El lírico Hermann Heilner, que había tratado inútilmente de ganar algún amigo que congeniara con él, terminó por refugiarse en su propia soledad. Diariamente tomaba el camino del bosque y llegaba hasta las orillas de un estanque rodeado de juncos, donde unos cuantos sauces llorones reflejaban sus ramas desmayadas. La belleza triste de aquel paisaje atraía al visionario. Con un junco trazaba invisibles figuras en la verdosa superficie del agua, leía alguna, poesía o meditaba simplemente, teniendo en el césped de la orilla, sobre el tema otoñal de la muerte, mientras el silbido del viento y el rumor de las hojas componían una sinfonía silvestre llena de melancólicos acordes. Otras veces sacaba del bolsillo una pequeña libreta de tapas negras y escribía uno o dos versos en su interior.

Eso estaba haciendo aquel mediodía oscuro y brumoso en que Hans, que paseaba también solo, llegó también a orillas del lago. Contempló unos instantes al joven poeta, sentado en una piedra, con el cuaderno sobre las rodillas y mordisqueando el lápiz con ademán pensativo. Sobre la hierba estaba un libro abierto. Lentamente se acercó a él.

—¡Dios te guarde, Heilner! ¿Qué haces?

—Leo a Hornero. ¿Y tú Giebenrath?

—No te creo. Sé bien lo que haces.

—¡Vaya!

—Naturalmente. Compones versos.

—¿Tú crees?

—Seguro.

—¡Siéntate aquí!

Giebenrath se sentó al lado de Heilner y permaneció unos instantes contemplando las aguas verdosas. El viento jugueteaba con las hojas secas y entre las ramas susurraba su eterna canción. Los sauces se desmayaban sobre el espejo del agua, y la bruma lo envolvía todo en un velo gris.

—Esto es muy triste —dijo Hans.

—Sí.

Ambos abandonaron la piedra y se tendieron sobre el césped. Sus pupilas dejaron de percibir el paisaje otoñal que les rodeaba y se sumergieron en la contemplación del cielo cenizo, manchado a trechos por nubes plomizas.

—¡Qué nubes tan hermosas! —exclamó Hans, contemplándolas cómodamente.

—Sí, Giebenrath. ¡Quién pudiera ser una de ellas! —suspiró Heilner.

—¿Para qué?

—Para ser empujados por el viento sobre bosques, pueblos y montañas. Para deslizamos sobre el cielo como unos barcos sobre el agua. ¿Has visto un barco alguna vez?

—No. Heilner. ¿Y tú?

—Sí. Pero tú no comprendes esas cosas. Sólo sabes estudiar sin descanso, resolver matemáticas y analizar textos hebreos,

—¿Me tienes por un machetero?

—Yo no he dicho eso.

—No soy tanto como tú crees. Pero háblame de los barcos.

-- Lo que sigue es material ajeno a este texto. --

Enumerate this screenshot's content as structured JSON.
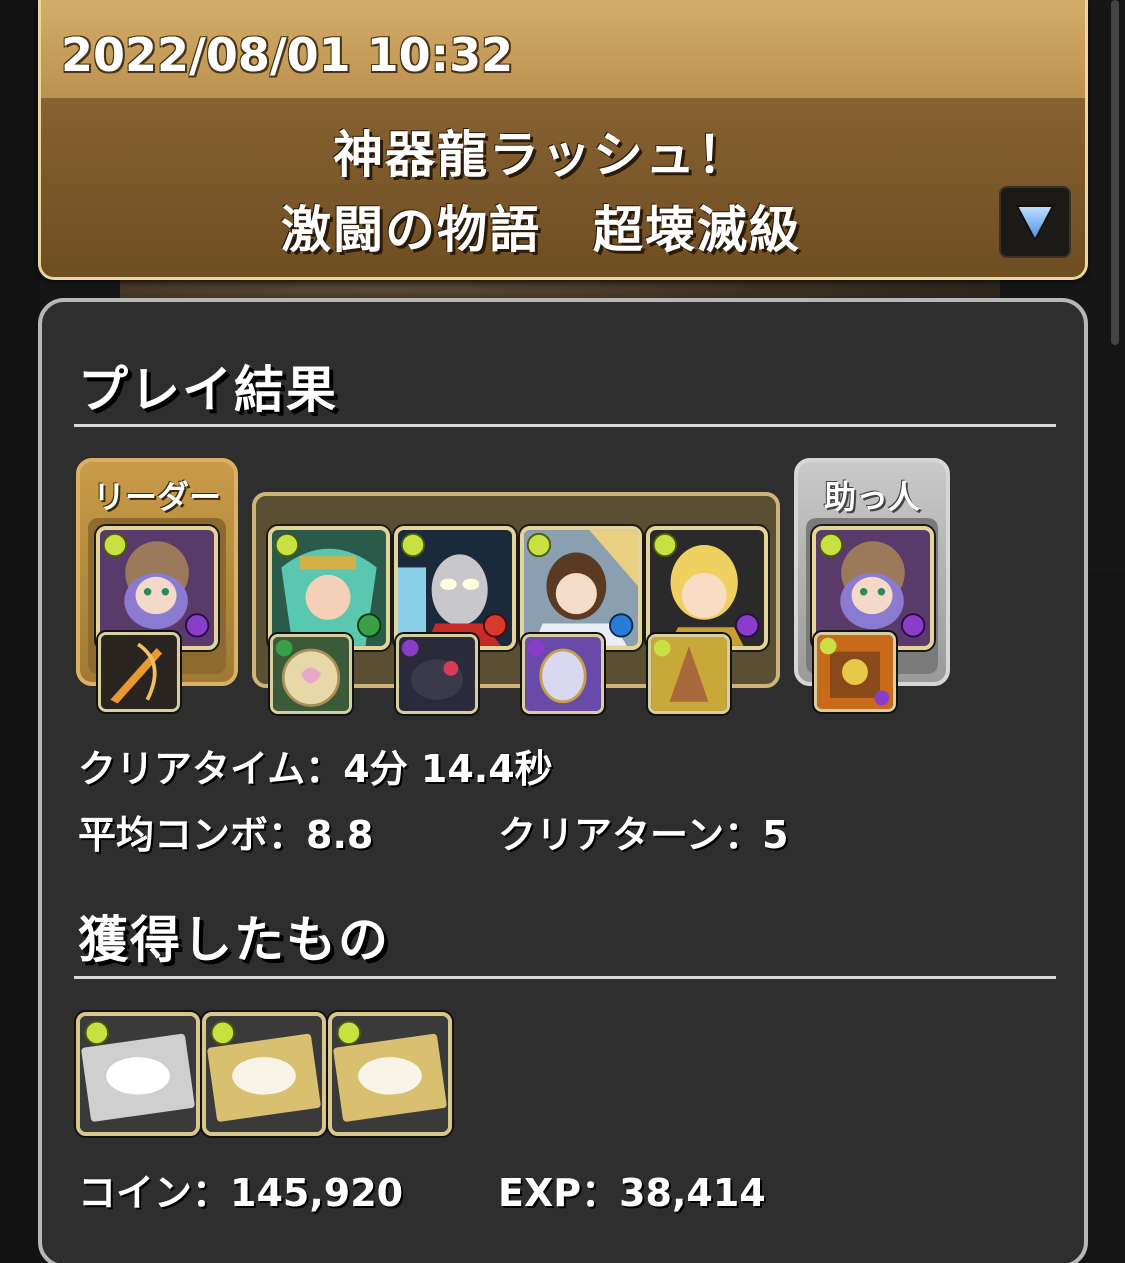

Heilner dio una vuelta que estuvo a punto de hacerle caer en el agua. Quedó boca abajo, con la barbilla apoyada en ambas manos y los codos hincados en la hierba.

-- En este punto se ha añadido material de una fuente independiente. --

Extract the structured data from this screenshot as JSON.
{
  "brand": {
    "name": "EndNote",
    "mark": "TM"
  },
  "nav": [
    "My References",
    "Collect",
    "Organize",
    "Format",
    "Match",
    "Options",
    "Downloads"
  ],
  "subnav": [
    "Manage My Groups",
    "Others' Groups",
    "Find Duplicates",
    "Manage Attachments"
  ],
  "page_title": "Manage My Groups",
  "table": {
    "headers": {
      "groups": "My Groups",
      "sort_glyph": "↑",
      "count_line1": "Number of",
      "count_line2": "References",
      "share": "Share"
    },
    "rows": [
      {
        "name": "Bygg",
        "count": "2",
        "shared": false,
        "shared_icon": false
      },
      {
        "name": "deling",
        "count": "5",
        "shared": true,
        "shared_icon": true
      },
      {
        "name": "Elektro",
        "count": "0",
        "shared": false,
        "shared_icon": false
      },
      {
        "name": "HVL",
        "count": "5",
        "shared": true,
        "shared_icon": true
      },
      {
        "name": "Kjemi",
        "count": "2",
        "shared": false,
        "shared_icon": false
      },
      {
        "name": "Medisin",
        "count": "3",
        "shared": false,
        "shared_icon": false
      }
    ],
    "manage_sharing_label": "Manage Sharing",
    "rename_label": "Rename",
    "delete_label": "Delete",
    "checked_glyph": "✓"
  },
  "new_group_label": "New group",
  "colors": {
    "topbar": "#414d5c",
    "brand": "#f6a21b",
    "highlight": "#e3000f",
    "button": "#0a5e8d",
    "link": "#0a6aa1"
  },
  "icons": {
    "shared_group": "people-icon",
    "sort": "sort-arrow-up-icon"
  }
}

—Vi a esos barcos en el Rhin —dijo Heilner —, durante las vacaciones. Un domingo hubo música en ellos y por la noche encendieron luces de colores. Las luces se reflejaban en el agua, y los barcos se deslizaban río abajo, entre músicas y risas. Se bebía vino del Rhin, y los vestidos blancos de las muchachas flotaban al aire tibio de la noche.